Optimizing Data Transfer Using Lossless Compression with NVIDIA nvcomp

Originally published at: https://developer.nvidia.com/blog/optimizing-data-transfer-using-lossless-compression-with-nvcomp/

One of the most interesting applications of compression is optimizing communications in GPU applications. GPUs are getting faster every year. For some apps, transfer rates for getting data in or out of the GPU can’t keep up with the increase in GPU memory bandwidth or computational power. Often, the bottleneck is the interconnect between GPUs…

Hello CUDA developers!
Hope you enjoyed our blog about compression, and can find time to play with the library. Let us know if you have any questions or comments. Also feel free to submit issues directly to the GitHub page!

@nsakharnykh, very interesting new feature and blog entry !

from the intro

Often, the bottleneck is the interconnect between GPUs or between CPU and GPU.

does it mean we can use nvcomp to compress data on the CPU and decompress it on the GPU (or vice versa) ?

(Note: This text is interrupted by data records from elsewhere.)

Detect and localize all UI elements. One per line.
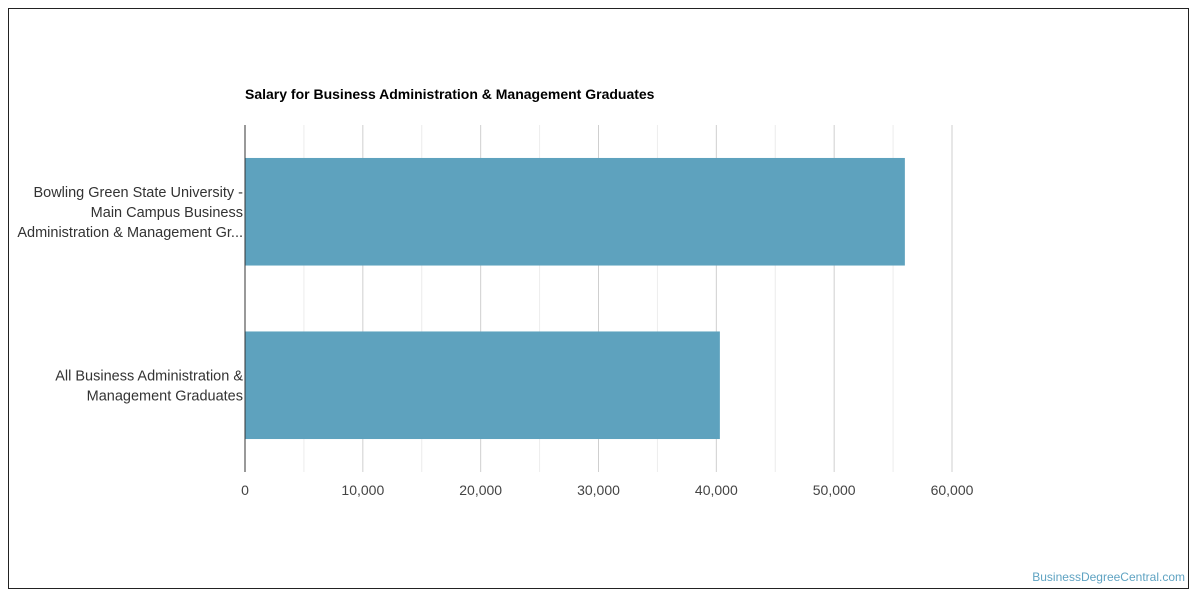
- chart-frame: [8, 8, 1189, 589]
- category-label: Administration & Management Gr...: [17, 225, 243, 241]
- x-tick-label: 0: [241, 482, 249, 498]
- x-tick-label: 20,000: [459, 482, 502, 498]
- watermark[interactable]: BusinessDegreeCentral.com: [1032, 570, 1185, 584]
- x-tick-label: 60,000: [931, 482, 974, 498]
- x-tick-label: 30,000: [577, 482, 620, 498]
- x-tick-label: 50,000: [813, 482, 856, 498]
- category-label: Management Graduates: [87, 388, 243, 404]
- category-label: Main Campus Business: [91, 205, 243, 221]
- category-label: Bowling Green State University -: [33, 185, 243, 201]
- bar: [245, 157, 905, 266]
- x-tick-label: 10,000: [341, 482, 384, 498]
- x-tick-label: 40,000: [695, 482, 738, 498]
- chart-title: Salary for Business Administration & Man…: [245, 86, 655, 102]
- category-label: All Business Administration &: [55, 368, 243, 384]
- bar: [245, 331, 720, 440]
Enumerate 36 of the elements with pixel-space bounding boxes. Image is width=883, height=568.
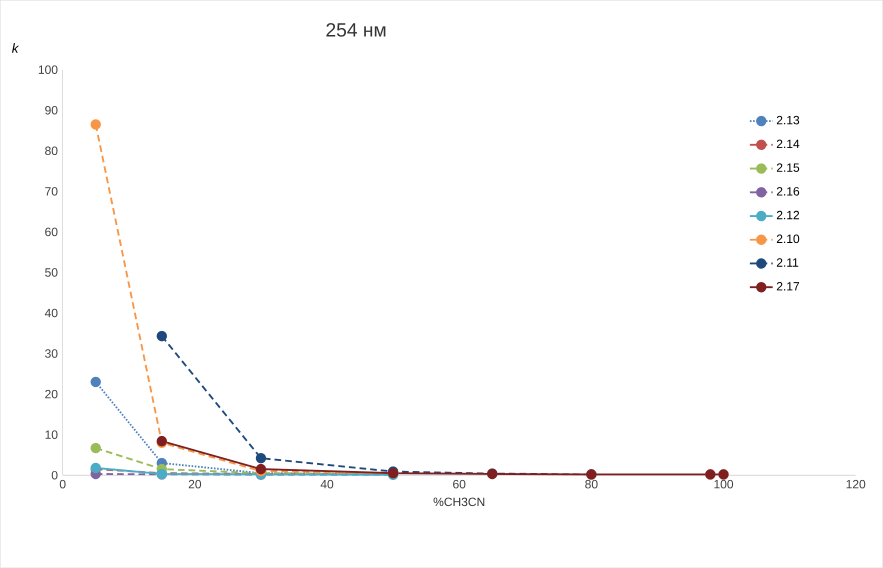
point: [256, 453, 266, 464]
legend-label: 2.14: [776, 140, 800, 148]
y-tick-label: 70: [45, 187, 58, 196]
legend-label: 2.17: [776, 282, 800, 290]
legend-label: 2.11: [776, 258, 798, 267]
y-tick-label: 50: [45, 268, 58, 277]
x-tick-label: 60: [453, 480, 466, 488]
y-tick-label: 40: [44, 308, 58, 318]
legend-label: 2.15: [776, 163, 800, 172]
x-axis-title: %CH3CN: [434, 498, 484, 506]
x-tick-label: 20: [188, 480, 202, 488]
x-tick-label: 0: [60, 480, 66, 488]
legend-label: 2.12: [776, 210, 800, 220]
x-tick-label: 100: [714, 480, 734, 488]
chart-title: 254 нм: [326, 23, 386, 37]
y-tick-label: 100: [38, 65, 58, 74]
y-tick-label: 80: [45, 146, 58, 156]
legend-label: 2.10: [776, 234, 800, 244]
y-tick-label: 90: [45, 106, 58, 115]
point: [90, 376, 101, 388]
x-tick-label: 120: [846, 480, 866, 488]
x-tick-label: 40: [320, 480, 334, 488]
y-tick-label: 10: [46, 430, 58, 439]
y-tick-label: 30: [45, 349, 58, 358]
point: [705, 469, 716, 480]
y-axis-title: k: [12, 43, 20, 53]
point: [718, 469, 729, 480]
point: [156, 330, 168, 342]
point: [90, 442, 101, 454]
y-tick-label: 0: [52, 470, 58, 480]
y-tick-label: 20: [45, 390, 58, 398]
legend-label: 2.16: [776, 187, 800, 196]
point: [90, 119, 101, 130]
x-tick-label: 80: [585, 480, 598, 488]
y-tick-label: 60: [45, 228, 58, 236]
legend-label: 2.13: [776, 116, 800, 124]
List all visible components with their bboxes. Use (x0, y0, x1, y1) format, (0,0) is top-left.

Currently, nvcomp only provides GPU implementations for compressors and decompressors, and one can implement CPU variants outside of nvcomp, since the compression format is fully open and explained in the docs. The main use case highlighted in the blog is for compressing GPU-to-GPU communications, and in this case we only need GPU-side compressors/decompressors. In near future we are planning to enable better compatibility with standard LZ4, so one can use existing CPU LZ4 libraries to compress on the CPU and nvcomp to decompress on the GPU - this is tracked here https://github.com/NVIDIA/nvcomp/issues/20. Also see the following issue for tracking general CPU implementations https://github.com/NVIDIA/nvcomp/issues/12, but it’s not on our roadmap at the moment.

Impressive work! Thank you for the blog post.

Is there an overlap between the compression (or decompression) and the computation happening on the GPUs?

@Alturkestani Thanks for the great question. In this example, we are not overlapping compression/decompression with other computations/operations.

Overlapping CPU computations with compression/decompression is relatively easy, as both are implemented asynchronously in our current API, so you could initiate compression/decompression, and then perform computations on the CPU while the GPU is busy.

Overlapping data transfer with compression/decompression, requires splitting the data into smaller chunks, so that while one chunk is being transferred, another can be compressed/decompressed.